La Coupe du Monde approche. Dans quel état d’esprit abordez-vous cette compétition ?
On aborde cette compétition avec beaucoup d’envie. La Coupe du Monde reste l’un des rendez-vous majeurs de notre discipline et forcément il y a de l’excitation. On sait aussi que le niveau sera extrêmement élevé et qu’il faudra être prêts dès le premier match. Je pense qu’on a une équipe capable de jouer le haut du tableau maintenant ça se jouera sur beaucoup de détails.

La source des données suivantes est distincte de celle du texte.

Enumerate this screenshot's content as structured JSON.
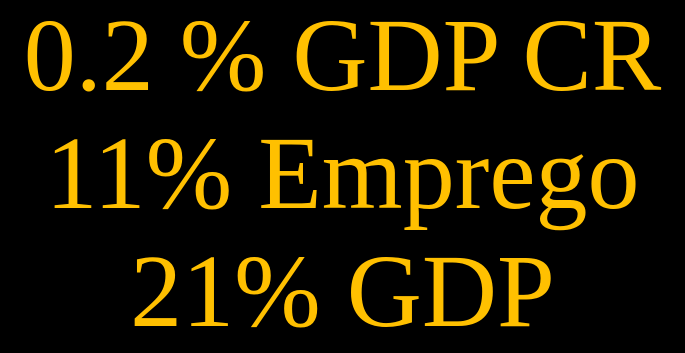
{
  "colors": {
    "background": "#000000",
    "text": "#FFC000"
  },
  "lines": [
    "0.2 % GDP CR",
    "11% Emprego",
    "21% GDP"
  ]
}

Le tirage a placé les Bleus dans une poule particulièrement dense avec la Lituanie, Porto Rico, le Brésil et la Belgique. Votre regard sur ce groupe ?
Pour moi, on a probablement la poule la plus difficile du tournoi. On retrouve des équipes qui nous ont posé des problèmes récemment. Le Brésil nous avait battus lors de notre dernière confrontation, Porto Rico aussi. Derrière, la Belgique reste une très grosse équipe et la Lituanie arrive avec le statut de championne d’Europe. Il faudra être performants tout de suite parce que dans ce format, chaque rencontre compte énormément.

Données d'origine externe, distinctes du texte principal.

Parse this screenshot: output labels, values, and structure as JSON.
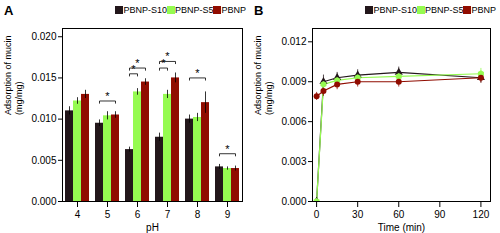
{
  "chart_data": [
    {
      "type": "bar",
      "title": "A",
      "xlabel": "pH",
      "ylabel": "Adsorption of mucin\n(mg/mg)",
      "categories": [
        "4",
        "5",
        "6",
        "7",
        "8",
        "9"
      ],
      "series": [
        {
          "name": "PBNP-S10",
          "values": [
            0.011,
            0.0095,
            0.0063,
            0.0078,
            0.01,
            0.0042
          ],
          "errors": [
            0.0005,
            0.0004,
            0.0003,
            0.0005,
            0.0005,
            0.0003
          ]
        },
        {
          "name": "PBNP-S5",
          "values": [
            0.0122,
            0.0104,
            0.0133,
            0.013,
            0.0102,
            0.004
          ],
          "errors": [
            0.0004,
            0.0005,
            0.0004,
            0.0005,
            0.0005,
            0.0002
          ]
        },
        {
          "name": "PBNP",
          "values": [
            0.013,
            0.0105,
            0.0145,
            0.015,
            0.012,
            0.004
          ],
          "errors": [
            0.0005,
            0.0004,
            0.0004,
            0.0006,
            0.0013,
            0.0003
          ]
        }
      ],
      "ylim": [
        0,
        0.021
      ],
      "yticks": [
        {
          "value": 0,
          "label": "0.000"
        },
        {
          "value": 0.005,
          "label": "0.005"
        },
        {
          "value": 0.01,
          "label": "0.010"
        },
        {
          "value": 0.015,
          "label": "0.015"
        },
        {
          "value": 0.02,
          "label": "0.020"
        }
      ],
      "legend": "upper right",
      "annotations": [
        {
          "text": "*",
          "category": "5",
          "from": "PBNP-S10",
          "to": "PBNP",
          "y": 0.0122
        },
        {
          "text": "*",
          "category": "6",
          "from": "PBNP-S10",
          "to": "PBNP-S5",
          "y": 0.0155
        },
        {
          "text": "*",
          "category": "6",
          "from": "PBNP-S10",
          "to": "PBNP",
          "y": 0.0162
        },
        {
          "text": "*",
          "category": "7",
          "from": "PBNP-S10",
          "to": "PBNP-S5",
          "y": 0.0162
        },
        {
          "text": "*",
          "category": "7",
          "from": "PBNP-S10",
          "to": "PBNP",
          "y": 0.017
        },
        {
          "text": "*",
          "category": "8",
          "from": "PBNP-S10",
          "to": "PBNP",
          "y": 0.015
        },
        {
          "text": "*",
          "category": "9",
          "from": "PBNP-S10",
          "to": "PBNP",
          "y": 0.0058
        }
      ]
    },
    {
      "type": "line",
      "title": "B",
      "xlabel": "Time (min)",
      "ylabel": "Adsorption of mucin\n(mg/mg)",
      "x": [
        0,
        5,
        15,
        30,
        60,
        120
      ],
      "series": [
        {
          "name": "PBNP-S10",
          "marker": "triangle",
          "values": [
            0.0,
            0.009,
            0.0093,
            0.0095,
            0.0097,
            0.0093
          ],
          "errors": [
            0.0,
            0.0005,
            0.0004,
            0.0004,
            0.0004,
            0.0004
          ]
        },
        {
          "name": "PBNP-S5",
          "marker": "hexagon",
          "values": [
            0.0,
            0.0088,
            0.0091,
            0.0093,
            0.0094,
            0.0096
          ],
          "errors": [
            0.0,
            0.0004,
            0.0004,
            0.0004,
            0.0004,
            0.0004
          ]
        },
        {
          "name": "PBNP",
          "marker": "circle",
          "values": [
            0.0079,
            0.0083,
            0.0088,
            0.009,
            0.009,
            0.0093
          ],
          "errors": [
            0.0003,
            0.0004,
            0.0004,
            0.0004,
            0.0004,
            0.0004
          ]
        }
      ],
      "xlim": [
        -3,
        127
      ],
      "xticks": [
        0,
        30,
        60,
        90,
        120
      ],
      "ylim": [
        0,
        0.013
      ],
      "yticks": [
        {
          "value": 0,
          "label": "0.000"
        },
        {
          "value": 0.003,
          "label": "0.003"
        },
        {
          "value": 0.006,
          "label": "0.006"
        },
        {
          "value": 0.009,
          "label": "0.009"
        },
        {
          "value": 0.012,
          "label": "0.012"
        }
      ],
      "legend": "upper right"
    }
  ]
}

Quel sera votre objectif cette année ?
L’objectif est simple : aller le plus loin possible. Mais avant de penser au tableau final, il faudra déjà très bien négocier la phase de poule. Finir le plus haut possible est important parce que les croisements peuvent vite devenir compliqués avec des équipes comme la Serbie, la Lettonie ou les États-Unis derrière. Donc notre priorité, c’est vraiment de sortir de cette poule dans les meilleures conditions.
Avant Varsovie, vous avez choisi d'organiser un stage à Toulouse puis en Espagne afin de matcher avec la sélection espagnole, championne du monde en titre. Pourquoi ce choix ?
C’est essentiel pour nous. On va passer une semaine de préparation avec les champions du monde en titre, donc forcément c’est une opportunité précieuse. Ce genre de stage permet de progresser plus vite, de recréer des automatismes et de se confronter immédiatement à ce qui se fait de mieux. Le groupe est composé de joueurs qui évoluent sur le World Tour toute l’année, donc ça leur permet aussi de couper un peu avec le rythme des tournois tout en restant dans l’intensité du très haut niveau.
Entre les compétitions de clubs, le World Tour et le rassemblement de l’Équipe de France, est-ce qu’il y a une vigilance particulière sur l’état physique du groupe ?
Oui forcément. On surveille toujours la charge de travail et surtout on espère éviter les blessures avant une compétition comme celle-ci. En même temps, les compétitions jouées juste avant permettent aussi d’arriver avec du rythme. L’idée est de trouver le bon équilibre entre fraîcheur et compétitivité.
L’année dernière, la Coupe du Monde s’était terminée plus tôt qu’espéré avec une élimination dès les phases de poule. Est-ce qu’il y a un esprit de revanche ?
Oui, forcément ça a laissé un goût amer. Mais je ne veux pas qu’on construise cette compétition uniquement sur ça. Le plus important reste ce qu’on est capables de produire aujourd’hui. Je pense qu’on a les armes pour faire un beau parcours. Maintenant, il faut le montrer sur le terrain.